Wal-Mart Performance Outpaces Competitions

Wal-Mart's fourth quarter profits fell, but revenues hit record level of $109.1 billion.

Wal-Mart Stores Inc. demonstrated the importance of price on Tuesday when it posted fourth-quarter profits that beat expectations and sales that were its highest ever.

This story first appeared in the February 18, 2009 issue of WWD.  Subscribe Today.

The retailer said net profits for the three months ended Jan. 31 dropped 7.4 percent to $3.8 billion, or 96 cents a diluted share, from $4.1 billion, or $1.02 a diluted share, a year earlier, but the numbers beat the company’s previously lowered forecast. Last month, Wal-Mart reduced its profit estimates for the quarter to a range of 91 cents to 94 cents a share from the $1.03 to $1.07 previously expected. Revenues for the quarter inched up 1.7 percent to a record-breaking $109.1 billion from $107.3 billion.

“Our performance relative to competitors was exceptionally strong in the fourth quarter and throughout the year,” said Mike Duke, the firm’s president and chief executive officer, during an earnings call. “We expect this momentum to continue. We’ve built strong momentum during the past year in a very tough economy. We will take what has worked for us and work hard at doing it even better.”

Net sales for the fourth quarter were $108 billion, an increase of 1.7 percent from $106.2 billion in the previous year’s fourth quarter. Income from continuing operations for the quarter was $3.8 billion, a decrease of 7.7 percent from $4.1 billion in the fourth quarter last year. The retailer paid $255 million to settle 63 class action wage and hour lawsuits.

Wal-Mart’s earnings for the full year rose 5.3 percent to $13.4 billion, or $3.39 a diluted share, on a 7.2 percent increase in revenues to $405.6 billion.

Looking forward, the company projected earnings of 72 to 77 cents a share for the first quarter and $3.45 to $3.60 for the current fiscal year.

“Wal-Mart is a clear out-performer in a challenging economy, benefiting not just from its price-value leadership, but also its upgraded soft-goods strategy that has infused the store with more compelling branded apparel names such as Norma Kamali, Ocean Pacific (Op), L.E.I., Danskin and Starter,” said Todd Slater, a retail, apparel and footwear analyst at Lazard Capital Markets.

Bill Dreher, a retail analyst at Deutsche Bank, said Wal-Mart will be a beneficiary of brands migrating out of department stores. “Right now the company is laying the groundwork for the improvement of the economy [when it will] be able to focus on greater merchandise clarity, more intuitive store planagrams as well as price leadership and cost reduction. Clearly, the apparel and home and other discretionary categories are being structured correctly. Dottie [Mattison, senior vice president over women’s apparel, jewelry, shoes and accessories as well as product development,] seems to be doing a great job of transitioning that department out of Arkansas and into New York. They will be able to transition the consumer to move across the aisle” when the economy improves.
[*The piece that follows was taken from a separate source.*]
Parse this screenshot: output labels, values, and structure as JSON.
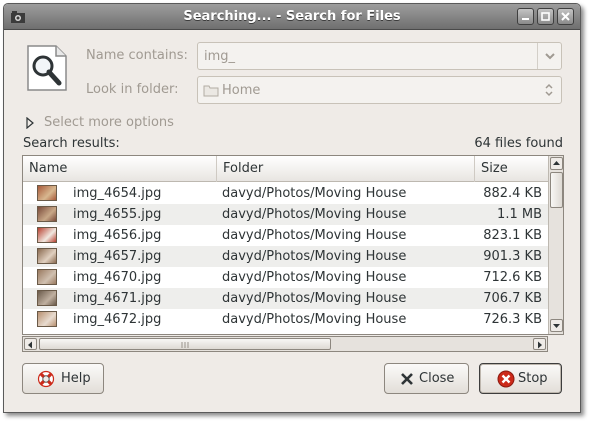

Wal-Mart closed the year with about $11.6 billion in free cash flow. Under a $15 billion share repurchase plan authorized by the board of directors in May 2007, the company has spent almost $10 billion to repurchase about 203.6 million shares and plans to restart its share repurchase program this year.

The International division’s net sales rose about 9 percent to $98 billion, after currency impact. Before the impact of currency, on a constant dollar basis, sales would have increased 11.6 percent. Net international sales for the fourth quarter were $24.7 billion, which includes the negative $4.7 billion impact of currency valuation that led to an 8.4 percent decline in fourth-quarter U.S. dollar sales.

The strongest sales growth in the fourth quarter came in China and Brazil. The U.K., Canada and Mexico also showed strong results. However, comp-store sales were down 0.5 percent in the fourth quarter in Japan. “Gross margins were negatively affected in Japan by the ongoing conversion to everyday low prices,” said Mark Miller, a retail analyst at William Blair & Co. “In the U.K. gross margins were negatively impacted by increased markdown activity.”

Sam’s Club’s performance stabilized in comparison to the third quarter’s weak results. Total sales for the year rose 5.6 percent to $46.9 billion. Sam’s sales of $11.8 billion for the fourth quarter were flat in comparison to last year’s same period.

“The progress that’s allowed Wal-Mart to post a 5 percent earnings increase during a recession is very impressive,” said Deutsche Bank’s Dreher. “We’ve seen lots of other retailers slam guidance, but it’s steady as she goes at Wal-Mart.”

Wal-Mart stock on Tuesday closed at $48.24, up $1.71 or 3.68 percent, on the New York Stock Exchange.